Q - Mais Monsieur Barrot, cet accord que vous venez de mentionner, est-ce qu'il engagera la prochaine administration si elle était gouvernée par Donald Trump ? Est-ce que vous n'avez pas peur qu'il dénonce ce qui a été signé il y a il y a quelques semaines ?

R - Il y a quelques semaines, 20 milliards d'euros qui viendront s'ajouter aux 20 milliards d'euros européens. Je crois que, une fois que c'est signé, c'est bon pour accord.

Q - Cette élection aux Etats-Unis se déroule dans une situation de tension extrême, inédite. On voit des barricades érigées autour de certains édifices publics à Washington, des menaces de contestation par la force des militants trumpistes, si leur champion ne gagnait pas l'élection. Est-ce que vous, en tant que militant politique, vous étiez membre du Modem, vous l'êtes toujours, ça vous inquiète sur l'état de la démocratie américaine aujourd'hui, et même la démocratie en général ?

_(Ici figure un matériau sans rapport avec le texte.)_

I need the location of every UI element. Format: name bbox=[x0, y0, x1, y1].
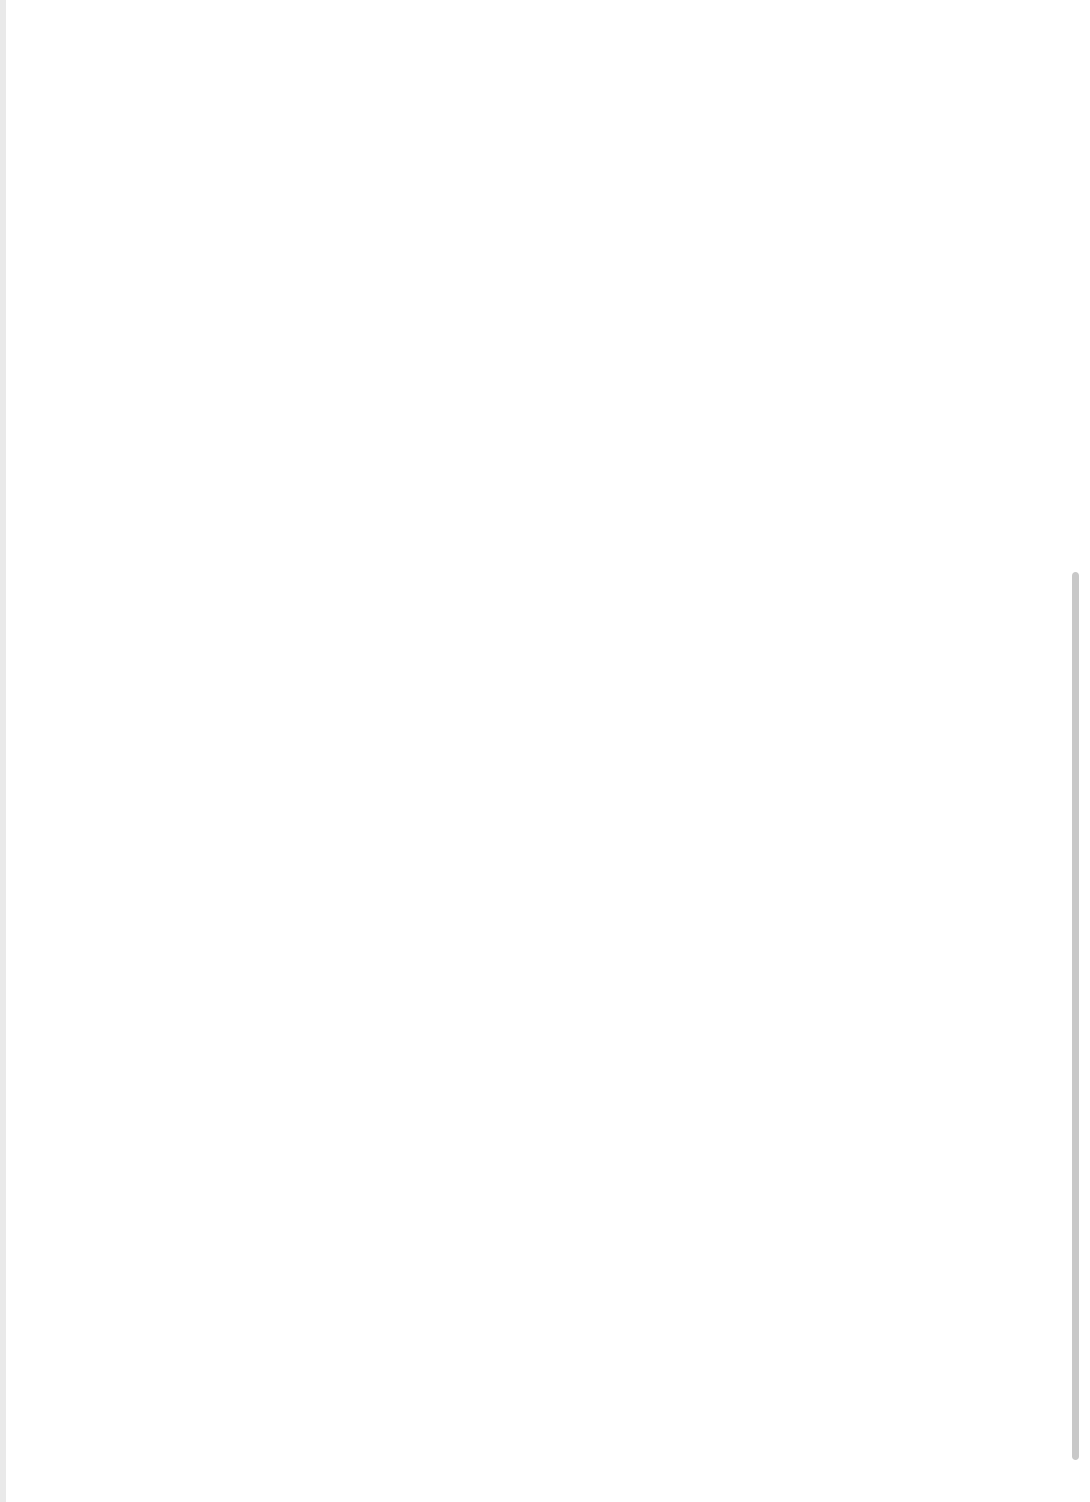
scrollbar-thumb[interactable] bbox=[1072, 572, 1079, 1460]
page-left-edge bbox=[0, 0, 6, 1502]
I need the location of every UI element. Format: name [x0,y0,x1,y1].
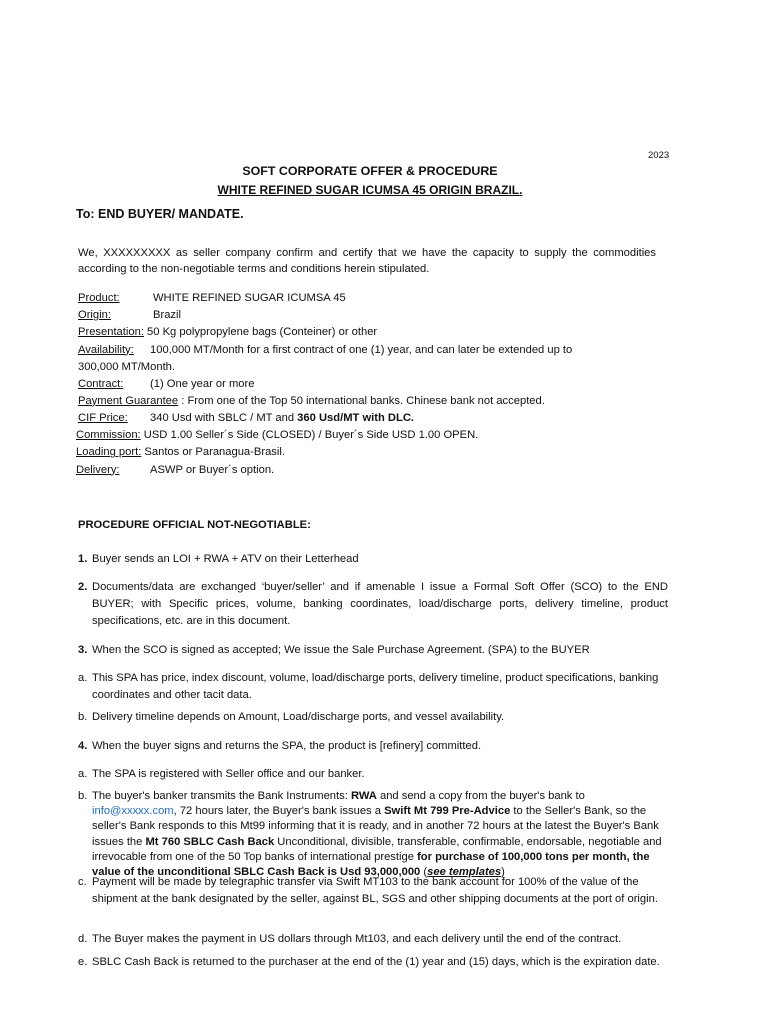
step-text: Documents/data are exchanged ‘buyer/seller’ and if amenable I issue a Formal Soft Offer (SCO) to the END BUYER; with Specific prices, volume, banking coordinates, load/discharge ports, delivery timeline, product specifications, etc. are in this document. [92,581,668,627]
email-link[interactable]: info@xxxxx.com [92,805,174,818]
term-value: WHITE REFINED SUGAR ICUMSA 45 [153,292,346,304]
procedure-step-4e [78,954,668,971]
step-text: SBLC Cash Back is returned to the purchaser at the end of the (1) year and (15) days, which is the expiration date. [92,956,660,968]
procedure-step-4d [78,931,668,948]
term-label: Origin: [78,309,111,322]
step-text: Buyer sends an LOI + RWA + ATV on their Letterhead [92,553,359,565]
term-value: (1) One year or more [150,377,255,390]
procedure-step-4a [78,766,668,783]
procedure-step-3 [78,642,668,659]
step-text [92,789,670,880]
term-loading-port [76,444,688,461]
templates-link[interactable]: see templates [427,866,502,879]
step-marker: b. [78,711,88,723]
step-text-part: , 72 hours later, the Buyer's bank issues a [173,805,385,818]
swift-term: Swift Mt 799 Pre-Advice [384,805,511,818]
procedure-step-3a [78,670,668,704]
step-text-part: ( [420,866,428,879]
term-value-bold: 360 Usd/MT with DLC. [297,411,415,424]
term-value: USD 1.00 Seller´s Side (CLOSED) / Buyer´s Side USD 1.00 OPEN. [143,429,479,442]
offer-terms [78,290,688,479]
term-origin [78,307,688,324]
procedure-step-4 [78,738,668,755]
step-text: Payment will be made by telegraphic transfer via Swift MT103 to the bank account for 100% of the value of the shipment at the bank designated by the seller, against BL, SGS and other shipping documents at the port of origin. [92,876,658,905]
procedure-heading: PROCEDURE OFFICIAL NOT-NEGOTIABLE: [78,519,311,531]
procedure-step-1 [78,551,668,568]
term-label: Loading port: [76,446,142,459]
step-marker: 4. [78,740,88,752]
term-value: ASWP or Buyer´s option. [150,463,275,476]
term-value: 100,000 MT/Month for a first contract of one (1) year, and can later be extended up to 300,000 MT/Month. [78,343,573,373]
term-availability [78,342,608,376]
term-value: 340 Usd with SBLC / MT and [150,411,298,424]
term-label: Delivery: [76,463,120,476]
step-text-part: to the Seller's Bank, so the seller's Bank responds to this Mt99 informing that it is ready, and in another 72 hours at the latest the Buyer's Bank issues the [92,805,659,848]
term-commission [76,427,688,444]
mt760-term: Mt 760 SBLC Cash Back [145,835,275,848]
step-text-part: ) [501,866,505,879]
step-marker: e. [78,956,88,968]
term-contract [78,376,688,393]
step-text-part: The buyer's banker transmits the Bank Instruments: [92,790,351,802]
term-value: Brazil [153,309,181,322]
term-value: 50 Kg polypropylene bags (Conteiner) or other [147,326,378,339]
term-presentation [78,324,688,341]
term-label: Payment Guarantee [78,394,179,407]
step-marker: d. [78,933,88,945]
document-subtitle: WHITE REFINED SUGAR ICUMSA 45 ORIGIN BRAZIL. [217,183,523,197]
step-text: This SPA has price, index discount, volume, load/discharge ports, delivery timeline, product specifications, banking coordinates and other tacit data. [92,672,659,701]
step-marker: a. [78,672,88,684]
step-marker: a. [78,768,88,780]
step-marker: c. [78,876,87,888]
term-label: Contract: [78,377,124,390]
procedure-step-2 [78,579,668,630]
term-cif-price [78,410,688,427]
intro-paragraph: We, XXXXXXXXX as seller company confirm and certify that we have the capacity to supply the commodities according to the non-negotiable terms and conditions herein stipulated. [78,247,656,275]
step-text: Delivery timeline depends on Amount, Load/discharge ports, and vessel availability. [92,711,505,723]
step-text: When the buyer signs and returns the SPA, the product is [refinery] committed. [92,740,482,752]
term-label: CIF Price: [78,411,128,424]
term-payment-guarantee [78,393,688,410]
term-value: Santos or Paranagua-Brasil. [144,446,285,459]
step-text-part: and send a copy from the buyer's bank to [376,790,585,802]
term-label: Availability: [78,343,134,356]
step-text: The SPA is registered with Seller office and our banker. [92,768,365,780]
step-text: The Buyer makes the payment in US dollars through Mt103, and each delivery until the end of the contract. [92,933,622,945]
rwa-term: RWA [350,790,377,802]
term-label: Product: [78,292,120,304]
step-text-part: Unconditional, divisible, transferable, confirmable, endorsable, negotiable and irrevocable from one of the 50 Top banks of international prestige [92,835,662,863]
document-title: SOFT CORPORATE OFFER & PROCEDURE [242,164,498,178]
procedure-step-4c [78,874,668,908]
term-delivery [76,462,688,479]
procedure-step-3b [78,709,668,726]
term-label: Commission: [76,429,141,442]
step-marker: 2. [78,581,88,593]
purchase-value-text: for purchase of 100,000 tons per month, the value of the unconditional SBLC Cash Back is Usd 93,000,000 [92,850,650,879]
step-marker: 1. [78,553,88,565]
recipient-line: To: END BUYER/ MANDATE. [76,207,244,221]
step-text: When the SCO is signed as accepted; We issue the Sale Purchase Agreement. (SPA) to the BUYER [92,644,590,656]
procedure-step-4b [78,789,670,880]
step-marker: b. [78,790,88,802]
document-year: 2023 [648,150,670,161]
term-label: Presentation: [78,326,144,339]
step-marker: 3. [78,644,88,656]
term-value: : From one of the Top 50 international banks. Chinese bank not accepted. [181,394,545,407]
term-product [78,290,688,307]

R - Oui, je regrette la brutalisation, la polarisation du débat démocratique. Ce n'est pas tout à fait nouveau et ça ne se limite pas aux Etats-Unis malheureusement. Et ça appelle de notre part un sursaut, je crois. Ceci étant dit, je souhaite que ces élections puissent se dérouler dans le calme. En démocratie, nous avons une règle simple pour trancher les différends : celui qui rallie la majorité des électeurs l'emporte. Je crois qu'il faut que celui qui sera vaincu reconnaisse au plus vite l'élection pour que nous puissions avancer...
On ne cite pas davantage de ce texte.